La petite gare de Watermael est à quelques pas… un bel écrin pour basculer dans un autre monde, celui, onirique et symboliste, de Paul Delvaux, une belle transition aussi pour rencontrer Emmanuelle Danblon, dans sa maison toute proche, et nous laisser déciller les yeux par notre hôte pour voir la réalité autrement.

Notre dernière rencontre remonte à plus de dix ans et je retrouve son sourire, un rien ironique sans moquerie, pour affirmer une forme de lucidité tout terrain, son visage rappelant l’âge d’or du cinéma italien qui a su si bien rendre grâce à la gravité intérieure, à la beauté de ses actrices, et bien sûr sa voix, chaude, qui attrape l’auditeur et ne le lâche plus !

Cette quinquagénaire à l’allure frêle impressionne, pourtant, par une détermination, tranquille et sans faille, par un certain courage à se donner des défis et s’imposer. Car il en faut de l’audace pour se faire entendre dans un univers académique, face à quelques « gorilles à dos blancs » peu familiers des nuances philosophiques, pour défendre, lors de grandes conférences tout public, la liberté d’expression là où elle est la plus hystériquement contestée, pour porter le discours de la méthode et de la science hors les murs de l’Alma Mater. Et cette force tranquille, elle a dû la conquérir de haute lutte, dans un milieu familial, très gâté intellectuellement où il s’avère toujours un peu ardu de se faire un prénom. Entre un père – Paul Danblon – figure de proue de l’intellectuel engagé et une mère – Tamara Danblon – auteure pour la Jeunesse dont l’héroïne « Petite Abeille » a accompagné l’enfance de cohortes de lecteurs, il n’était pas évident de prendre son envol, ni de s’affirmer avec brio et originalité.

Après des études à l’Université libre de Bruxelles, en Philologie romane, ses travaux la conduisent à la rhétorique et à l’argumentation linguistique auxquelles elle consacre son Groupe de recherche créé en 2006.

Théoricienne et praticienne de la rhétorique, ses ouvrages (Rhétorique et Rationalité (2002), La fonction persuasive (2005), Les rhétoriques de la conspiration (2010), L’homme rhétorique (2013)) et ses enseignements lui valent la reconnaissance de ses pairs notamment en Belgique et en France où elle est invitée comme résidente à l’Institut d’Études avancées de Paris en 2015. En 2020, elle est élue membre de la Classe des Lettres et des Sciences morales et politiques de l’Académie.
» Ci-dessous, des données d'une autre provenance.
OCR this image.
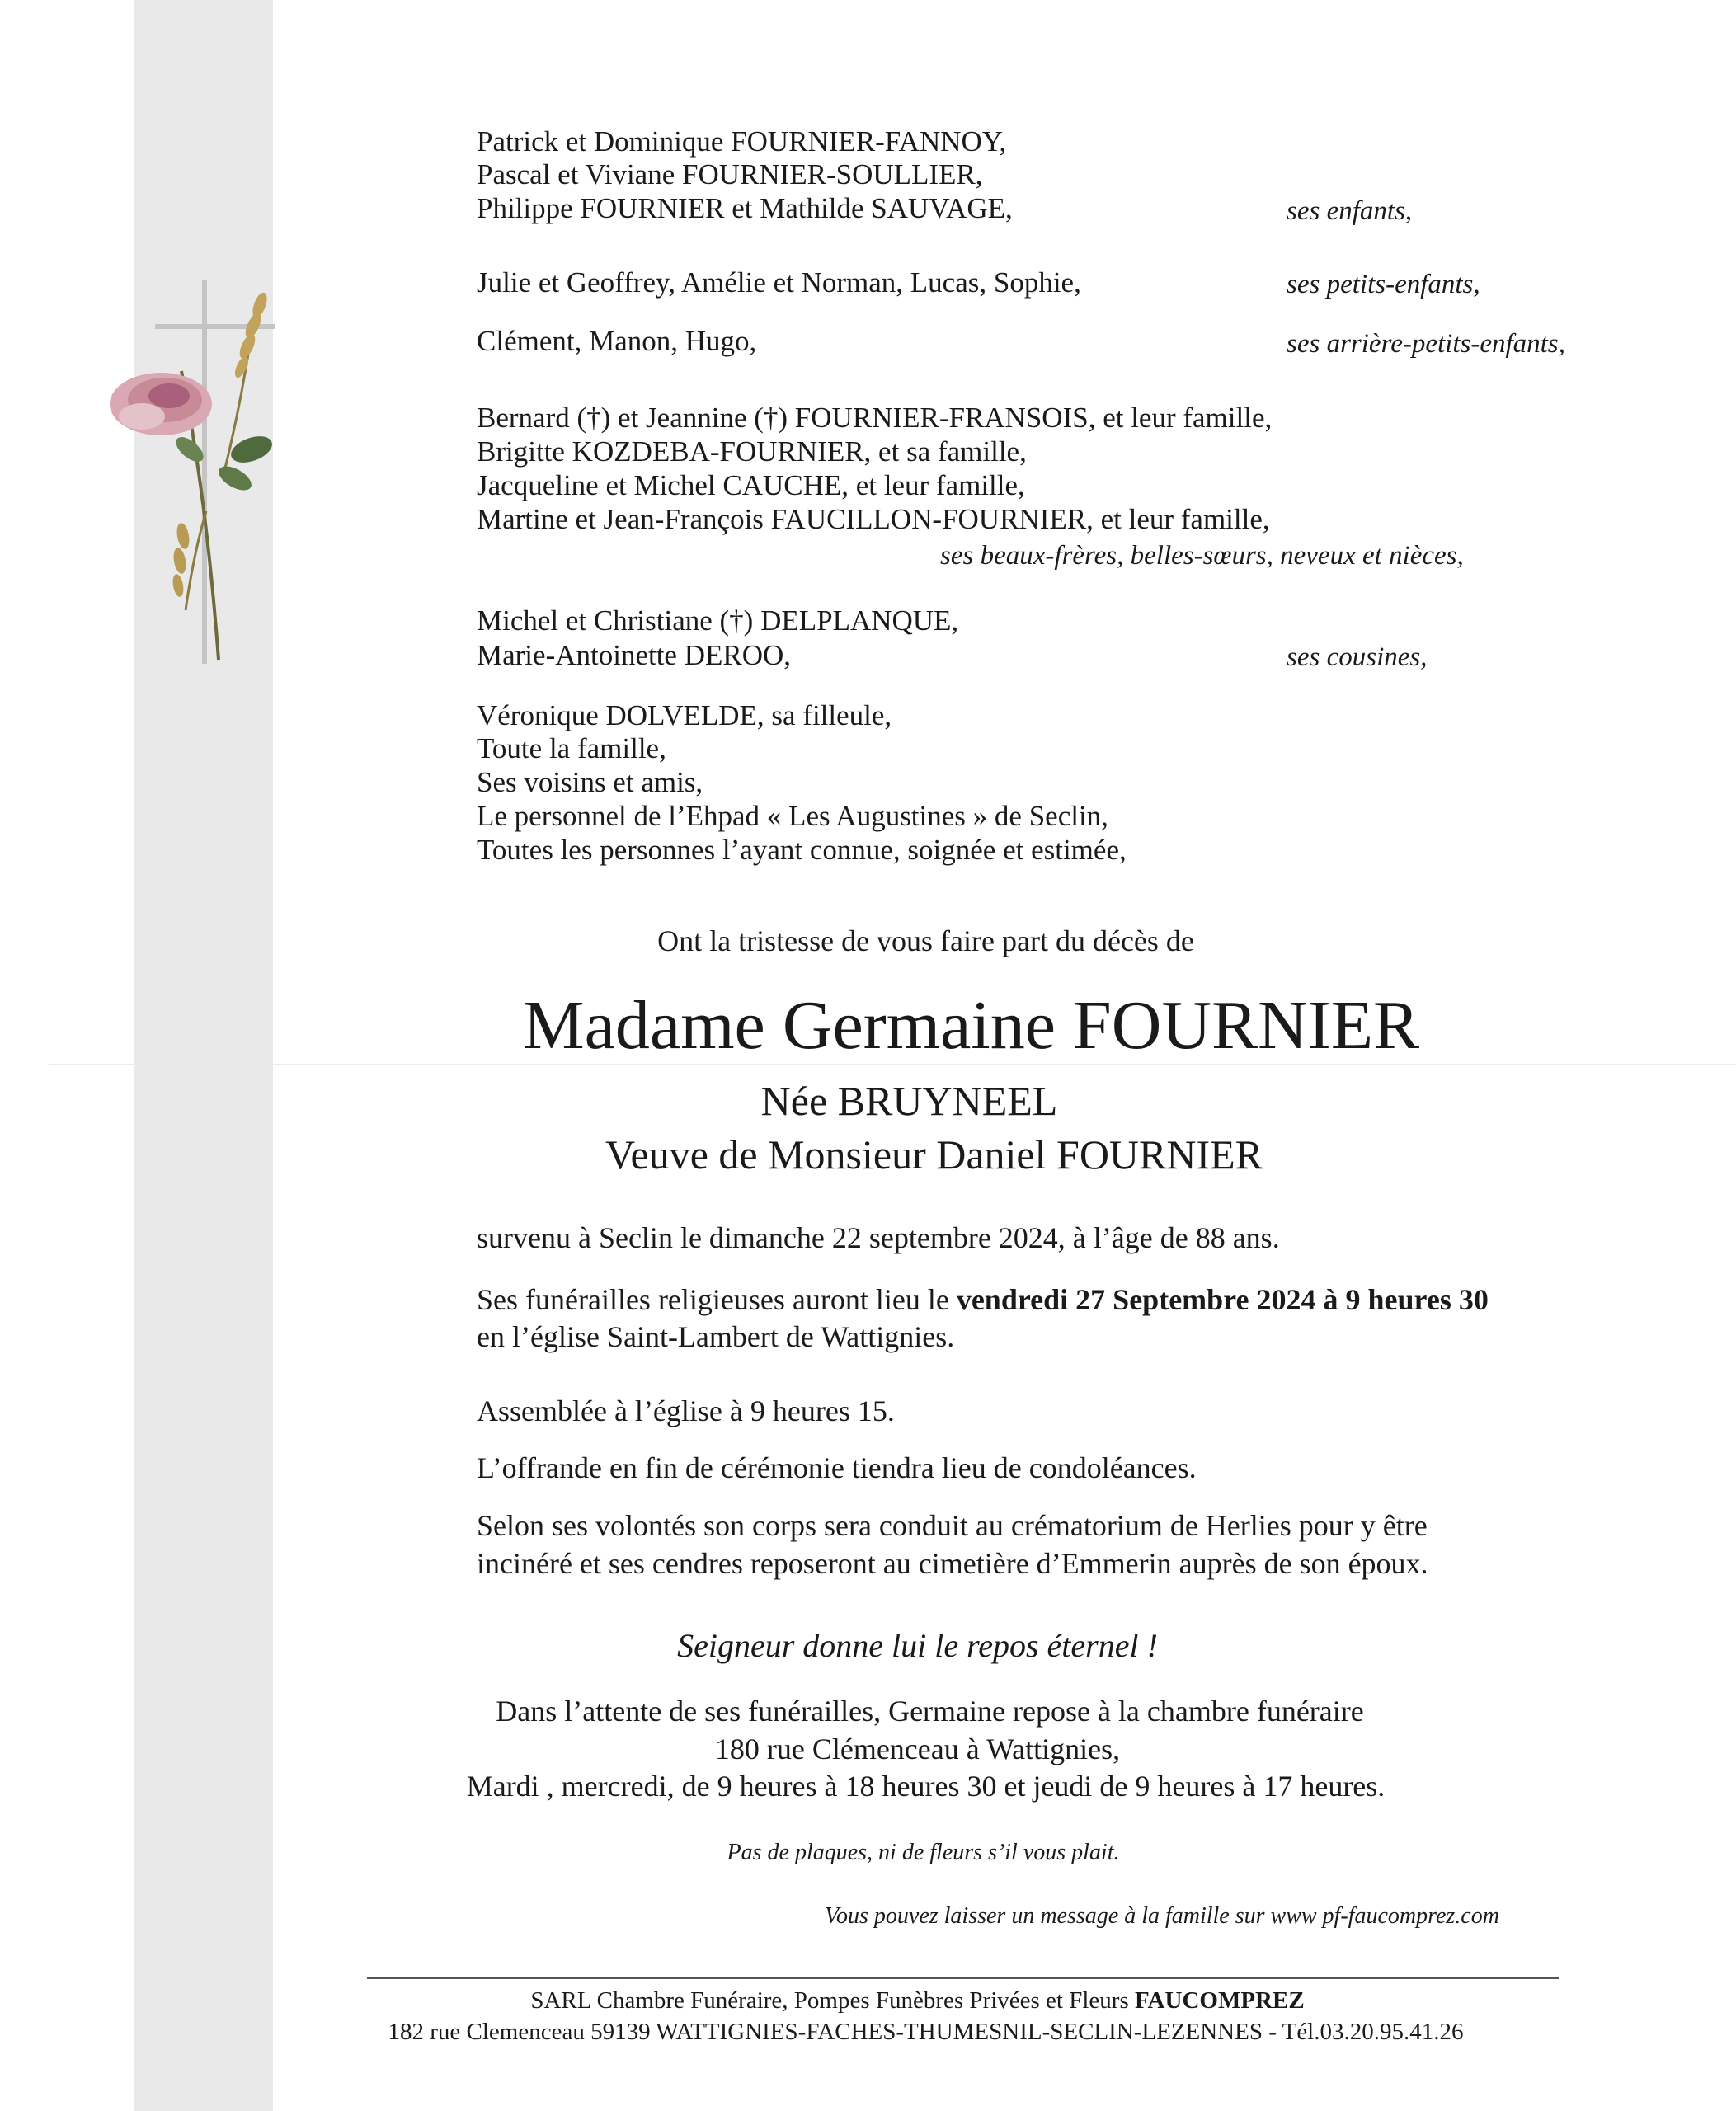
Patrick et Dominique FOURNIER-FANNOY,
Pascal et Viviane FOURNIER-SOULLIER,
Philippe FOURNIER et Mathilde SAUVAGE,	ses enfants,
Julie et Geoffrey, Amélie et Norman, Lucas, Sophie,	ses petits-enfants,
Clément, Manon, Hugo,	ses arrière-petits-enfants,
Bernard (†) et Jeannine (†) FOURNIER-FRANSOIS, et leur famille,
Brigitte KOZDEBA-FOURNIER, et sa famille,
Jacqueline et Michel CAUCHE, et leur famille,
Martine et Jean-François FAUCILLON-FOURNIER, et leur famille,
ses beaux-frères, belles-sœurs, neveux et nièces,
Michel et Christiane (†) DELPLANQUE,
Marie-Antoinette DEROO,	ses cousines,
Véronique DOLVELDE, sa filleule,
Toute la famille,
Ses voisins et amis,
Le personnel de l’Ehpad « Les Augustines » de Seclin,
Toutes les personnes l’ayant connue, soignée et estimée,
Ont la tristesse de vous faire part du décès de
Madame Germaine FOURNIER
Née BRUYNEEL
Veuve de Monsieur Daniel FOURNIER
survenu à Seclin le dimanche 22 septembre 2024, à l’âge de 88 ans.
Ses funérailles religieuses auront lieu le vendredi 27 Septembre 2024 à 9 heures 30
en l’église Saint-Lambert de Wattignies.
Assemblée à l’église à 9 heures 15.
L’offrande en fin de cérémonie tiendra lieu de condoléances.
Selon ses volontés son corps sera conduit au crématorium de Herlies pour y être
incinéré et ses cendres reposeront au cimetière d’Emmerin auprès de son époux.
Seigneur donne lui le repos éternel !
Dans l’attente de ses funérailles, Germaine repose à la chambre funéraire
180 rue Clémenceau à Wattignies,
Mardi , mercredi, de 9 heures à 18 heures 30 et jeudi de 9 heures à 17 heures.
Pas de plaques, ni de fleurs s’il vous plait.
Vous pouvez laisser un message à la famille sur www pf-faucomprez.com
SARL Chambre Funéraire, Pompes Funèbres Privées et Fleurs FAUCOMPREZ
182 rue Clemenceau 59139 WATTIGNIES-FACHES-THUMESNIL-SECLIN-LEZENNES - Tél.03.20.95.41.26
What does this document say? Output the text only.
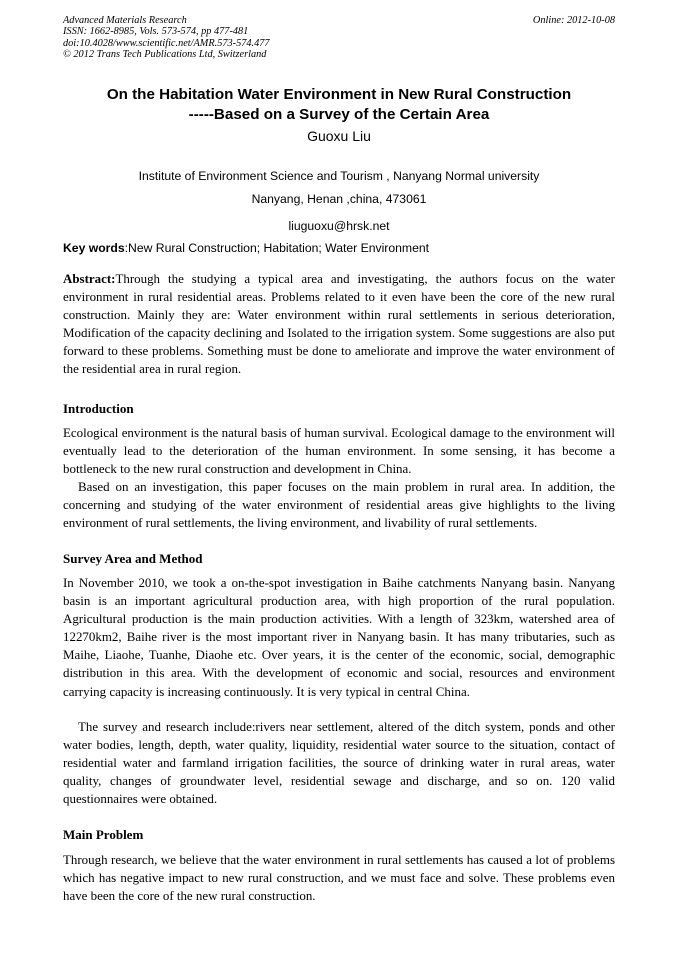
Advanced Materials Research
ISSN: 1662-8985, Vols. 573-574, pp 477-481
doi:10.4028/www.scientific.net/AMR.573-574.477
© 2012 Trans Tech Publications Ltd, Switzerland
Online: 2012-10-08
On the Habitation Water Environment in New Rural Construction
-----Based on a Survey of the Certain Area
Guoxu Liu
Institute of Environment Science and Tourism , Nanyang Normal university
Nanyang, Henan ,china, 473061
liuguoxu@hrsk.net
Key words:New Rural Construction; Habitation; Water Environment
Abstract:Through the studying a typical area and investigating, the authors focus on the water environment in rural residential areas. Problems related to it even have been the core of the new rural construction. Mainly they are: Water environment within rural settlements in serious deterioration, Modification of the capacity declining and Isolated to the irrigation system. Some suggestions are also put forward to these problems. Something must be done to ameliorate and improve the water environment of the residential area in rural region.
Introduction
Ecological environment is the natural basis of human survival. Ecological damage to the environment will eventually lead to the deterioration of the human environment. In some sensing, it has become a bottleneck to the new rural construction and development in China.
Based on an investigation, this paper focuses on the main problem in rural area. In addition, the concerning and studying of the water environment of residential areas give highlights to the living environment of rural settlements, the living environment, and livability of rural settlements.
Survey Area and Method
In November 2010, we took a on-the-spot investigation in Baihe catchments Nanyang basin. Nanyang basin is an important agricultural production area, with high proportion of the rural population. Agricultural production is the main production activities. With a length of 323km, watershed area of 12270km2, Baihe river is the most important river in Nanyang basin. It has many tributaries, such as Maihe, Liaohe, Tuanhe, Diaohe etc. Over years, it is the center of the economic, social, demographic distribution in this area. With the development of economic and social, resources and environment carrying capacity is increasing continuously. It is very typical in central China.
The survey and research include:rivers near settlement, altered of the ditch system, ponds and other water bodies, length, depth, water quality, liquidity, residential water source to the situation, contact of residential water and farmland irrigation facilities, the source of drinking water in rural areas, water quality, changes of groundwater level, residential sewage and discharge, and so on. 120 valid questionnaires were obtained.
Main Problem
Through research, we believe that the water environment in rural settlements has caused a lot of problems which has negative impact to new rural construction, and we must face and solve. These problems even have been the core of the new rural construction.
Outre des activités éditoriales dans des revues spécialisées, Emmanuelle Danblon a également été soutenue par un subside du FNRS pour assurer l’exploitation scientifique et numérique des archives Perelman dont elle est, au plan intellectuel, une héritière dans le respect de la tradition rhétorique et des valeurs d’ouverture démocratique et des droits humains incarnés par le philosophe mais aussi dans le souci d’un regard nouveau sur la société d’aujourd’hui.


Emmanuelle Danblon, la construction de soi se fait souvent, grâce à ou contre quelqu’un ? Que pensez-vous devoir à votre milieu familial dans votre construction personnelle ?


De mon père, j’ai hérité l’exigence de rationalité qui ne se négocie pas ! Dans cette exigence, il y a un volet humaniste qui implique de ne pas être ignorant des autres disciplines. Il m’a légué le plaisir de la connaissance, le gai Savoir, assurément.

Ma famille maternelle m’a transmis la conscience aigüe de l’intime conviction, de ce qu’une part du réel est ineffable et qui s’est toujours posé à moi comme un défi.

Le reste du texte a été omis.